The Wind-Up Bird Chronicle - Haruki Murakami

I finished reading this book on Friday. It is a really good book. Really REALLY good.

The plot is long, twisted, convoluted and fantastic. Here is a brief description. The main character, and our narrator, Toru Okada recently quits his job and loses his cat (these 2 events are not related). Then he befriends a 16 year old girl and his wife leaves him (these 2 events are not also not related.) He then meets 2 psychic sisters and gets a visit from an old friend of another psychic, who used to be a solider (these 2 events are too, not related). Then there is the intense, dislikeable brother-in-law, dry wells, tennis shoes, people skinned alive, shooting tigers in zoos, submarines, wig making factories, baseball bats, jellyfish, Cutty Sark, motorbike accidents, prostitutes, water, the wind-up bird... plus more psychic fashion designers, prisoners of war, traitors, bluish marks, darkness, secret missions, red vinyl hats... (and none of these thing are related, or perhaps all these events ARE all related...).

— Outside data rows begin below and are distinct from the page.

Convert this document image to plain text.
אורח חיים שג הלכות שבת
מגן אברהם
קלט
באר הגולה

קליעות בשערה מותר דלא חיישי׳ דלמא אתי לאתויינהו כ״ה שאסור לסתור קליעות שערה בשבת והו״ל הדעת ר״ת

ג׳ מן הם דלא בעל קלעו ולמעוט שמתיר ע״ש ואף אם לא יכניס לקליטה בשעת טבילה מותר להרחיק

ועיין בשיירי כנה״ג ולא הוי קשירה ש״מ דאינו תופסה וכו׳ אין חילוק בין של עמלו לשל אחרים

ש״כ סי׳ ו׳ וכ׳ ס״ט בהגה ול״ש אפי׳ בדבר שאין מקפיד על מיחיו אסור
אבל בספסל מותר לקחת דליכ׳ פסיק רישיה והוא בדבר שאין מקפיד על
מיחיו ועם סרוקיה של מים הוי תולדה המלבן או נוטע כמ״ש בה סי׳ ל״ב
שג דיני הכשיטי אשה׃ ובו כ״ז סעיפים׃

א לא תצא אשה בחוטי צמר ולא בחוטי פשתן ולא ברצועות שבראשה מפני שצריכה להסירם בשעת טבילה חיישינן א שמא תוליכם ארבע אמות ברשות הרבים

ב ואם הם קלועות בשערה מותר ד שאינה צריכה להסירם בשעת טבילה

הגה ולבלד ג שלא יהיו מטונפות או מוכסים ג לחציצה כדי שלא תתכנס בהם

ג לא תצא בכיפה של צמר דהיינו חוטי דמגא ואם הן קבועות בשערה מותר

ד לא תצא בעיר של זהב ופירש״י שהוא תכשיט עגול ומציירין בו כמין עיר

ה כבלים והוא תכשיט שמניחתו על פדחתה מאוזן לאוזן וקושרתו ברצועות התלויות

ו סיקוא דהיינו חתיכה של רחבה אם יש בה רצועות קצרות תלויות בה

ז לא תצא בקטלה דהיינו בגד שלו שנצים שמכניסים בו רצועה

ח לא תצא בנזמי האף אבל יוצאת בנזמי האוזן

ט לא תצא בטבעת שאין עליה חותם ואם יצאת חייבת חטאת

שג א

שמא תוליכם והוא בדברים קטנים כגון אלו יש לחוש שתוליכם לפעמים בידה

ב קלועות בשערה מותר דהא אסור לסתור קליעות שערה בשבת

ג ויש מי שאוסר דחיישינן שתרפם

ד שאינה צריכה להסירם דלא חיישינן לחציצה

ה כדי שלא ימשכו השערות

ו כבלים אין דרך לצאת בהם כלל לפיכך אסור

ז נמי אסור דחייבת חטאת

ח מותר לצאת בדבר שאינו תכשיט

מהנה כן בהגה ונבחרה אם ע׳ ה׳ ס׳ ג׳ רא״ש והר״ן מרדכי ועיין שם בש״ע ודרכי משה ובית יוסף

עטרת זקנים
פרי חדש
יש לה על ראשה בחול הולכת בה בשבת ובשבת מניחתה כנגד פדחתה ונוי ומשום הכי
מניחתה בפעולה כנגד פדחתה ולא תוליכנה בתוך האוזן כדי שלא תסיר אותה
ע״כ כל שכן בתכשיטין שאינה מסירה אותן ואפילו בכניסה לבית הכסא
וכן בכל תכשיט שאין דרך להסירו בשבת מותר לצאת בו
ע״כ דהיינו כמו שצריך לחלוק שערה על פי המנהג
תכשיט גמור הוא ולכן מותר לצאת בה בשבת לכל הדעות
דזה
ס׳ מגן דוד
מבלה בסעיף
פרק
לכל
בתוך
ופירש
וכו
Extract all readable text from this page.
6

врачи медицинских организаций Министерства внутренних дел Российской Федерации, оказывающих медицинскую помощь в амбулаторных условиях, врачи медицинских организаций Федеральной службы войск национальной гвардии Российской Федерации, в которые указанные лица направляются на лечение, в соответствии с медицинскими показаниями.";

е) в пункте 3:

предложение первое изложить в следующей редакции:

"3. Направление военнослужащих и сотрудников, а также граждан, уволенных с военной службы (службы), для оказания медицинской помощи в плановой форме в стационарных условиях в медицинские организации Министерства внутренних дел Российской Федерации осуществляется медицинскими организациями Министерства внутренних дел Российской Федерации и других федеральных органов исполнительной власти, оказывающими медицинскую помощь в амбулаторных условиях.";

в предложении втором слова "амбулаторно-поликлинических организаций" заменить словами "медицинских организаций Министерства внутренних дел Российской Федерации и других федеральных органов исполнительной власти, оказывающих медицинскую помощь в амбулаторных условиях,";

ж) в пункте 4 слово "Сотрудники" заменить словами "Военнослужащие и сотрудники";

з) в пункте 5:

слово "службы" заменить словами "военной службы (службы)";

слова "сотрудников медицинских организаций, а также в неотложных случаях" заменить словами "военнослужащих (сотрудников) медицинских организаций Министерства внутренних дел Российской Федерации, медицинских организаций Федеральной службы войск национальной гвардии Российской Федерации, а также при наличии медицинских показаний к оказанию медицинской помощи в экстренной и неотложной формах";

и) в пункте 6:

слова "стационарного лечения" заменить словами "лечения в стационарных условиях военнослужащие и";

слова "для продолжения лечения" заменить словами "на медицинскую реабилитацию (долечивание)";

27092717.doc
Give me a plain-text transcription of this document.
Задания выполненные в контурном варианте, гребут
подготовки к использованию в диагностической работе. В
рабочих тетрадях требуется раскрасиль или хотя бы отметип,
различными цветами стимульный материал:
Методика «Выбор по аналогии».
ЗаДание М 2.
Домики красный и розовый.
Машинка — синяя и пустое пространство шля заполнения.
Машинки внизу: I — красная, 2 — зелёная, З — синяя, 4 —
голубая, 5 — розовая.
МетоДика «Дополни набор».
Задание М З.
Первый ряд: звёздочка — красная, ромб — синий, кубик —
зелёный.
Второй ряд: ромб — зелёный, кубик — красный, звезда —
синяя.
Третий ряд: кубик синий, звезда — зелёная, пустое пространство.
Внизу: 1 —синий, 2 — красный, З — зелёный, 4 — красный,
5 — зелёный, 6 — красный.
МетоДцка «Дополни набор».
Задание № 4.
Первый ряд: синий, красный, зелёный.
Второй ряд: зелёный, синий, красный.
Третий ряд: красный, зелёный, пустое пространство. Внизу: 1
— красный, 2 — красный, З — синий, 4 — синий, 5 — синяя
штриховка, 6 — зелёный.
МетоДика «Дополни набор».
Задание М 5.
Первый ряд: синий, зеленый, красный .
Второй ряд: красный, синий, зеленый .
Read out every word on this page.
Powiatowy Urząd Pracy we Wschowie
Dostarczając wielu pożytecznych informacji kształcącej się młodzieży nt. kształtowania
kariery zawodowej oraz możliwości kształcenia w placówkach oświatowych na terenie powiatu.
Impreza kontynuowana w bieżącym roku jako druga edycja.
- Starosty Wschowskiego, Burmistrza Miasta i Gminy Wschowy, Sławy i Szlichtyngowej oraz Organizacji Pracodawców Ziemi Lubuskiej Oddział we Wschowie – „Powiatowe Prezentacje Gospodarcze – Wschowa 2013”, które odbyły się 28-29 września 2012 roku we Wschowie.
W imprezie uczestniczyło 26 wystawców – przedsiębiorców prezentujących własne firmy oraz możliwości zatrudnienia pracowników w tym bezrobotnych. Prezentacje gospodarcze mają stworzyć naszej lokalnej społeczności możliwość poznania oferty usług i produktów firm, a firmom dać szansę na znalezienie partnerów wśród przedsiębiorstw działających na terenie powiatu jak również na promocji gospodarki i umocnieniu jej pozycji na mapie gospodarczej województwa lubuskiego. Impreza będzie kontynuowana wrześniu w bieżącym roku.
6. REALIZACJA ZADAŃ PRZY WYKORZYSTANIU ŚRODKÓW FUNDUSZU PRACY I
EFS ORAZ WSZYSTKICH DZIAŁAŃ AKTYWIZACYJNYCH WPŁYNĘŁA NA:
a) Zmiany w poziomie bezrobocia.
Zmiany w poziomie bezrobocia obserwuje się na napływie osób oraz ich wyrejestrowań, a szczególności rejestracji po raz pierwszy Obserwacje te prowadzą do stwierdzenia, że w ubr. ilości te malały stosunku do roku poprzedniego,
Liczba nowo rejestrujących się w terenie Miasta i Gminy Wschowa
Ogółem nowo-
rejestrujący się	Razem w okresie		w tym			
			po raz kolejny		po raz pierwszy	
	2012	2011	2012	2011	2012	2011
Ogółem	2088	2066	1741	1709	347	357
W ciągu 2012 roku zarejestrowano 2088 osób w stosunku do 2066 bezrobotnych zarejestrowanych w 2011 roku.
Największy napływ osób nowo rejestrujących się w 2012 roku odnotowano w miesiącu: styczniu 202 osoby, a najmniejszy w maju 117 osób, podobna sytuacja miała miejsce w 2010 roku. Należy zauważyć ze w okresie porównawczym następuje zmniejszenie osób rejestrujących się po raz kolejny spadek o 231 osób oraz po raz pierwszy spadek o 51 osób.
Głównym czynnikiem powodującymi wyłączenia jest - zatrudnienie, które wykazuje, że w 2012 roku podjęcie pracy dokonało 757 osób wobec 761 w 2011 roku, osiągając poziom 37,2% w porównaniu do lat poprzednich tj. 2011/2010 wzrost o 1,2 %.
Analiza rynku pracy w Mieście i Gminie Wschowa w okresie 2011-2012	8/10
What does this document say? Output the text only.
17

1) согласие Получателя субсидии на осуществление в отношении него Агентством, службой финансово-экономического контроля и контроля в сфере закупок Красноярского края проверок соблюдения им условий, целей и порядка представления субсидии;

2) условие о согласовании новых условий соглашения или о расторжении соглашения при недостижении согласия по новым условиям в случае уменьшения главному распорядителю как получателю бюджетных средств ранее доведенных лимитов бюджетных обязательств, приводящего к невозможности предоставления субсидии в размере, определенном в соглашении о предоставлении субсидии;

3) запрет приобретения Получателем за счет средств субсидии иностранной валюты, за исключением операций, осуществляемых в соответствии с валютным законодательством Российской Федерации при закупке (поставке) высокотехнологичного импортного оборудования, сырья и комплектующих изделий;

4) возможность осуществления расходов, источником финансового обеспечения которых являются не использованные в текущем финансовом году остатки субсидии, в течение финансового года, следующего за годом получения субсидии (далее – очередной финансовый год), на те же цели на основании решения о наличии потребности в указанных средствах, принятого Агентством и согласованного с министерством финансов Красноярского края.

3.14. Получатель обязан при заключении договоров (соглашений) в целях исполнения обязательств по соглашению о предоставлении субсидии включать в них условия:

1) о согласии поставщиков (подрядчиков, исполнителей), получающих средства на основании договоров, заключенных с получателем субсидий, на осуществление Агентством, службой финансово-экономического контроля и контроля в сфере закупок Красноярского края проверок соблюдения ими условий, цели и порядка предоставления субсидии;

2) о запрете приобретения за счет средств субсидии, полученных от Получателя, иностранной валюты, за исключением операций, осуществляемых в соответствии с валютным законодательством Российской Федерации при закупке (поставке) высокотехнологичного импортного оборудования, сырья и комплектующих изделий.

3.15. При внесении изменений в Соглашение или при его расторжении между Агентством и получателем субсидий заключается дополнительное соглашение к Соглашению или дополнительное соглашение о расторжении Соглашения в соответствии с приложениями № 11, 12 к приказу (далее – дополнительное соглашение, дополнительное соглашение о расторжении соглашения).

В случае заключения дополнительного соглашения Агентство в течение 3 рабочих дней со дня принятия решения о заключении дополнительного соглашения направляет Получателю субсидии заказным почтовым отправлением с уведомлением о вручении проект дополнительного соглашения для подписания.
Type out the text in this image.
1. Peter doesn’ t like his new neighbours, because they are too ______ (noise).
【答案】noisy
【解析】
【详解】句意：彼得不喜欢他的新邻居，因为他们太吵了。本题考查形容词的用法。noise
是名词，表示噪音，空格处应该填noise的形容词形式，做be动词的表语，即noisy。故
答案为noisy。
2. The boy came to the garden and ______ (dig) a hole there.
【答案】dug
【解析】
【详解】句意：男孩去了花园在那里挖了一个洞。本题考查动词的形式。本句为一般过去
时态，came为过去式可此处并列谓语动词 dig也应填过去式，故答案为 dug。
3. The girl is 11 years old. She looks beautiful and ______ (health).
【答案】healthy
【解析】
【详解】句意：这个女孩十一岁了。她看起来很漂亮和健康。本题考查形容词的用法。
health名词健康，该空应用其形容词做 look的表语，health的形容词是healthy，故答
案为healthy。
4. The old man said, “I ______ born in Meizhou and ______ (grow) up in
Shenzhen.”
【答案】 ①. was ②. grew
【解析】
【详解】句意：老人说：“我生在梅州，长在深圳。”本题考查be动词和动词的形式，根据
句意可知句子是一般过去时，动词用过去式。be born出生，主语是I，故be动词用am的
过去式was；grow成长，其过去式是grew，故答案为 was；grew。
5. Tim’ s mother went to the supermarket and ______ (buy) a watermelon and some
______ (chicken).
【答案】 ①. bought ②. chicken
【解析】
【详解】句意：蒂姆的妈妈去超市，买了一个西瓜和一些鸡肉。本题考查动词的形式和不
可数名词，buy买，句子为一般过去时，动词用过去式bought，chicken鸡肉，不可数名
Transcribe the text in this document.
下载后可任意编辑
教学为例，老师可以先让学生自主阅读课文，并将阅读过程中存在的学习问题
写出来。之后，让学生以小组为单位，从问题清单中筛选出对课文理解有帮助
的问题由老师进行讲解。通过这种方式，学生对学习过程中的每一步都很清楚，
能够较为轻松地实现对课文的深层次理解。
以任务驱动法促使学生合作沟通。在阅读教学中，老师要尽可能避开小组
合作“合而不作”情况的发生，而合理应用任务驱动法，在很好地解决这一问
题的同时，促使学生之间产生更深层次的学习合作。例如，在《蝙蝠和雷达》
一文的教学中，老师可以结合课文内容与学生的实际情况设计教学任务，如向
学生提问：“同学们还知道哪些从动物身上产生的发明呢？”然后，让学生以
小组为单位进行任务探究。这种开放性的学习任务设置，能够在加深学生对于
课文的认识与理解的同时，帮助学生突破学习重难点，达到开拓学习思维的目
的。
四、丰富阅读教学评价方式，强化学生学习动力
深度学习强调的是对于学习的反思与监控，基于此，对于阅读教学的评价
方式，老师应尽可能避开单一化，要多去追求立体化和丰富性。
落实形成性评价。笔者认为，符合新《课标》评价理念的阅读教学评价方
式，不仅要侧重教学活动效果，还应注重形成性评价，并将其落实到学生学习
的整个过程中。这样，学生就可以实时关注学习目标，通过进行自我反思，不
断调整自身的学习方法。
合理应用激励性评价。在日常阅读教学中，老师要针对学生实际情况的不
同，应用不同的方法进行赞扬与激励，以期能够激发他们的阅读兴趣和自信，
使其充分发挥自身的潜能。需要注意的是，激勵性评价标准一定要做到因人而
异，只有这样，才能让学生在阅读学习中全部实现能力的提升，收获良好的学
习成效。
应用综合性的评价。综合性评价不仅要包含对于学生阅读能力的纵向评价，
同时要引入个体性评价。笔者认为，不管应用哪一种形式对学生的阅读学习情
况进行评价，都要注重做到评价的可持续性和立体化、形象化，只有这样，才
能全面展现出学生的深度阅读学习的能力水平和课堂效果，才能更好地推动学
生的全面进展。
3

Murakami writes this labyrinth tale very much like a hard boil detective novel. The everyman stating everything as a matter of fact with mysterious people coming and go telling foreboding tales, twist and turns and shady pasts, and things that just "happen". Murakami goes from the mundane, such as cooking spaghetti to fantasy, where men have no faces and fresh scalps hang from the roof, and also blurs the line between them, such as grotesque torture scene and the executions. It's many greats stories, linked with many disparate real, unreal characters all inhabiting this real, unreal world created by Murakami. Just thinking about the setting of the book (suburban Tokyo, factory in the mountains, Mongolian desert, Siberian concentration camp, Manchuria, Malta... and alongside these "real" places, there are also dreamt hotels, bars and restaurants...) is enough to confuse. Some of the characters say they are frustrated with their own inability to convey what they mean, what they really want to say. That is exactly how I feel when describing this book. All the images, characters, stories just balance on top of your head, not in any logical order, but somehow, mysteriously connected.

I knew about two thirds into this book, it'd wouldn't understand it fully, and would have to re-read it again to fully appreciate it. I don't mind. In fact I'll relish it. A young girl ponders, why is it when you put rice pudding mix into the microwave rice pudding comes out? Why is it never macaroni cheese? That is what reading this books is like. It feels like Murakami has put in one thing, and I've come out with something totally unfamiliar. It is daunting, complex, simple and wonderful.